Thor’s Well is located in the Cape Perpetua region of the Oregon coastline. Yachats is the closest town and Florence is a bit further down South. From Yachats, you can get to Thor’s Well within 10 minutes by driving south down the 101 highway. There is no clear indication from the main road other than an overlook point where you can park your car soon after passing the Cape Perpetua visitor center. You can then climb down to the rocky coastline.
Photo Spot Details
The area around Thor’s Well is quite impressive. Right next to Thor’s Well is another interesting sight, the Spouting Horn. The rest of the coastline is craggy and it is possible to use the craggy rocks and the effervescent ocean for any number of photo ops. Thor’s Well itself is a hole in the coastline into which the ocean water seeps in. You do have to wait for the tides to rise though before you can see this happening. It is not a good idea to get too close because, every now and then, the water pressure builds up from seepage below and the water rushes out of the hole at great pressure. Falling on these craggy rocks is not fun and slipping with expensive equipment, much less so. However, it’s not really as dangerous as some online forums made it out to be before I went there. Use common sense and waterproof boots (or even better, open toed rubber shoes with good grip) because your feet will most likely get wet.
The hole itself is not terribly big but seeing the water seep in from all around is quite an incredibly rewarding event to witness. The evenings are generally best though you often end up shooting directly at the sun.
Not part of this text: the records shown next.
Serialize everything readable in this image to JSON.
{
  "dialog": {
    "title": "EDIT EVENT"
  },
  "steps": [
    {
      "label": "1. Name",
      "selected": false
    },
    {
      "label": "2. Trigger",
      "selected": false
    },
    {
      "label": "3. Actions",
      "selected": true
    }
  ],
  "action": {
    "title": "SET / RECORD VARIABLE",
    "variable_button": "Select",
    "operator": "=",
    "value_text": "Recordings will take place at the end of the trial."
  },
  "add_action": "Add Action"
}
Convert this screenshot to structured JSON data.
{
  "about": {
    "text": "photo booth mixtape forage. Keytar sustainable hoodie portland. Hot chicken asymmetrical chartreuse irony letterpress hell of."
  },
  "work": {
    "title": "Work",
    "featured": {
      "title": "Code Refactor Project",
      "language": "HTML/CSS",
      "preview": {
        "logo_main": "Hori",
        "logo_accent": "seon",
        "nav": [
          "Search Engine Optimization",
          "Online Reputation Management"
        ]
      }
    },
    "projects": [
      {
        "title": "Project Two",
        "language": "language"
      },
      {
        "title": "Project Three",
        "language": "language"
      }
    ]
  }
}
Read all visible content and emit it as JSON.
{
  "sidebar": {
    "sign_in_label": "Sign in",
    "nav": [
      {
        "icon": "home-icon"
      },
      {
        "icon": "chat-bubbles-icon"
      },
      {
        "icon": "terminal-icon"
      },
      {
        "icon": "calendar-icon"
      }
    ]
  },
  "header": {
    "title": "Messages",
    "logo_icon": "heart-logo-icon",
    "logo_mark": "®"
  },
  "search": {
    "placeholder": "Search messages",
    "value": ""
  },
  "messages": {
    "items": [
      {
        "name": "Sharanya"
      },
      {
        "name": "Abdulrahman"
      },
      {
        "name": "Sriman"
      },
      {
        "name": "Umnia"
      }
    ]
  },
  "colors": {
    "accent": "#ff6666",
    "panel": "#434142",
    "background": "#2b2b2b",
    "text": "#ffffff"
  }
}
The summers in the Pacific Northwest are generally the safest if you are travelling there because the weather can be notoriously uncooperative and foggy.
- A wide lens is great though you can probably make do with a full frame 21-24mm equivalent lens and not go wider.
- You will get wet so wear waterproof boots with good grip. A rain jacket is useful too for whenever the pressure releases the water from within the hole.
- Be prepared to turn away/ cover your camera/ lens when the water spouts out. I had to wipe the lens clean on several occasions so keep some dry microfiber cloth handy.
- The evenings are great to catch the last light. Since Thor’s Well sits behind a big hill, it generally doesn’t catch any morning light.